Harop was exported to India, Turkey and Germany. Unlike the original Harpy design, which was primarily designed to operate autonomously on SEAD missions, the Harop was designed to either operate autonomously (like many UAVs) or under remote control. When operating autonomously it cannot be jammed and it is sent out to detect and home in on radar signals from specific types of enemy air defense radars. In this respect it is like the classic HARM anti-radiation missile, using an anti-radar homing system to cripple enemy air defenses. Unlike Harpy, Harop can also be remotely controlled. This enables the operator to find and select static or moving targets using an onboard vidcam or FLIR (Forward Looking Infrared) heat-sensing camera. While under remote control targets can be hit whether their radar is on or not. The remote-control operation uses line-of-sight communications that are effective at up to 150 kilometers from the operator. That range can be extended using another aircraft or UAV to relay the control signals farther.

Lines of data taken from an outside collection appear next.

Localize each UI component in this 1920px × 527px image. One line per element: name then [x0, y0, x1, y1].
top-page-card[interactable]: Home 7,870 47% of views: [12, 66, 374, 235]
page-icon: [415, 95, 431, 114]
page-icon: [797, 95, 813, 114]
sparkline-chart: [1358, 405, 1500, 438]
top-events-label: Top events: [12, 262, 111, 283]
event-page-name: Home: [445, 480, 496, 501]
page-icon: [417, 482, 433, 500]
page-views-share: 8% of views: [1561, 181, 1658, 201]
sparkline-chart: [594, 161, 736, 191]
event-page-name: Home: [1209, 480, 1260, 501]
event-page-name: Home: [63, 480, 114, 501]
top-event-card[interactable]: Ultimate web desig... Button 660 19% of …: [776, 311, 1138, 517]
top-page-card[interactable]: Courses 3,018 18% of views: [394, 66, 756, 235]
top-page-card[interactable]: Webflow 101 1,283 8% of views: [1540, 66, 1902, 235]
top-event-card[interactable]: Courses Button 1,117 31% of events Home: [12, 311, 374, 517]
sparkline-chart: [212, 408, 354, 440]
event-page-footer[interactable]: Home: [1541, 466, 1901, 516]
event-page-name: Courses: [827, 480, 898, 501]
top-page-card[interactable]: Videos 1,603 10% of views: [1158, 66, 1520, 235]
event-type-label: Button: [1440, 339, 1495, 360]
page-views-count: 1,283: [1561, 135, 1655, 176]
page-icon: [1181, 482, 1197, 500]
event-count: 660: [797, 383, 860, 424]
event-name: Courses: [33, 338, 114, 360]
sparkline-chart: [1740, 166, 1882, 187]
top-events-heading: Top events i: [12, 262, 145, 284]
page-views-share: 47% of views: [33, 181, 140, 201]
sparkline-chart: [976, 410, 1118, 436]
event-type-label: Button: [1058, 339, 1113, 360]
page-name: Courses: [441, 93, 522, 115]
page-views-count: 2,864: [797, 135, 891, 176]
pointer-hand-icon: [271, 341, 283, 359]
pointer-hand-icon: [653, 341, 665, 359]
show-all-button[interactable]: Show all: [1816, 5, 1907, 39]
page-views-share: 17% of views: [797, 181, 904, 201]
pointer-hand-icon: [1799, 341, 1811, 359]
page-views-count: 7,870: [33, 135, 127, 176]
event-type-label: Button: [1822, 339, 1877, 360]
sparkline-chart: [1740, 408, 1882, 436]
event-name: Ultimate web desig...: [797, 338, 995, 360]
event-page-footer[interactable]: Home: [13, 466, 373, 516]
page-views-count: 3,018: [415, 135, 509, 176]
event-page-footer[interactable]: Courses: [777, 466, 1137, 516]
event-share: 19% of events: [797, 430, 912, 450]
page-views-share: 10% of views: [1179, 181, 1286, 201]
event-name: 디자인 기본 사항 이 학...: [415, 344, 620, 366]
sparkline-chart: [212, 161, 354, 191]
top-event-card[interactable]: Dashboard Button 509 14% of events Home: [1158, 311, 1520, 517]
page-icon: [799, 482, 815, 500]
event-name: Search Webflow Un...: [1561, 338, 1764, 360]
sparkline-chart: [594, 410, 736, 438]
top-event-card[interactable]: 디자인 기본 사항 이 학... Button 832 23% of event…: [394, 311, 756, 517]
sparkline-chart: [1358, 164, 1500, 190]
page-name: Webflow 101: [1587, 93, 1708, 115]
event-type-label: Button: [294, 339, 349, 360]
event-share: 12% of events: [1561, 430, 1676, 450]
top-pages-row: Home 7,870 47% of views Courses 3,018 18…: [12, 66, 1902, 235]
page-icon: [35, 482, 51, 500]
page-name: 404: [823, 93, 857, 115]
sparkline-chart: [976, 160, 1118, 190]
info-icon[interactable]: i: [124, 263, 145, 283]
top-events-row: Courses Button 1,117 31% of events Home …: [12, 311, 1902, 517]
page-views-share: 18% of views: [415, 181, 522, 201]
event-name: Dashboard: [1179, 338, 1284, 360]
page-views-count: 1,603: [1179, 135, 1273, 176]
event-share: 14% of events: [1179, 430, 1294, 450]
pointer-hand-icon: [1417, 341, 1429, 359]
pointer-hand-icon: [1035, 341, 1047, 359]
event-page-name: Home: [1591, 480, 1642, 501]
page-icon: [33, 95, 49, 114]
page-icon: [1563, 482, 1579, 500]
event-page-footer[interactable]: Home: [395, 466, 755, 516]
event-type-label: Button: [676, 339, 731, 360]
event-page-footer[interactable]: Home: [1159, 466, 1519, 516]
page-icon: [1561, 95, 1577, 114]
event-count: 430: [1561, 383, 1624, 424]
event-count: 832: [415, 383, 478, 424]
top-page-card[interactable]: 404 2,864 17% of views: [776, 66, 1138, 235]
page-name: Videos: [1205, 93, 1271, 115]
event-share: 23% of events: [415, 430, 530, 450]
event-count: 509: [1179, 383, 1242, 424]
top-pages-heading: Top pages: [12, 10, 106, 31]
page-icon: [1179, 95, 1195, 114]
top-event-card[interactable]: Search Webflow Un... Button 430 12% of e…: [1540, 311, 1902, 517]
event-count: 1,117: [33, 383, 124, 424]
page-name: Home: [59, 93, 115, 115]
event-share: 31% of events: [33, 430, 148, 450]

Even when sent out with a warhead Harop can return and land if it did not find a target and be reused. Harop also has a stealthy design which, in addition to its small size and quiet engine, makes it very difficult to detect by radar or infrared (heat detecting) sensors. This stealth feature was meant mainly for SEAD missions because most air defense systems have sensors meant to detect approaching hostile aircraft. If these sensors detect an approaching unidentified aircraft the radar can be promptly turned off to avoid a HARM missile or other SEAD airstrike. Modern HARM missiles get around that by capturing the location of a radar signal and then homing in on where it came from, not the signal itself.
In the last two decades many more loitering munitions have been developed and used. Many of these are being used in Ukraine, most of them Western designs provided to the Ukrainian forces.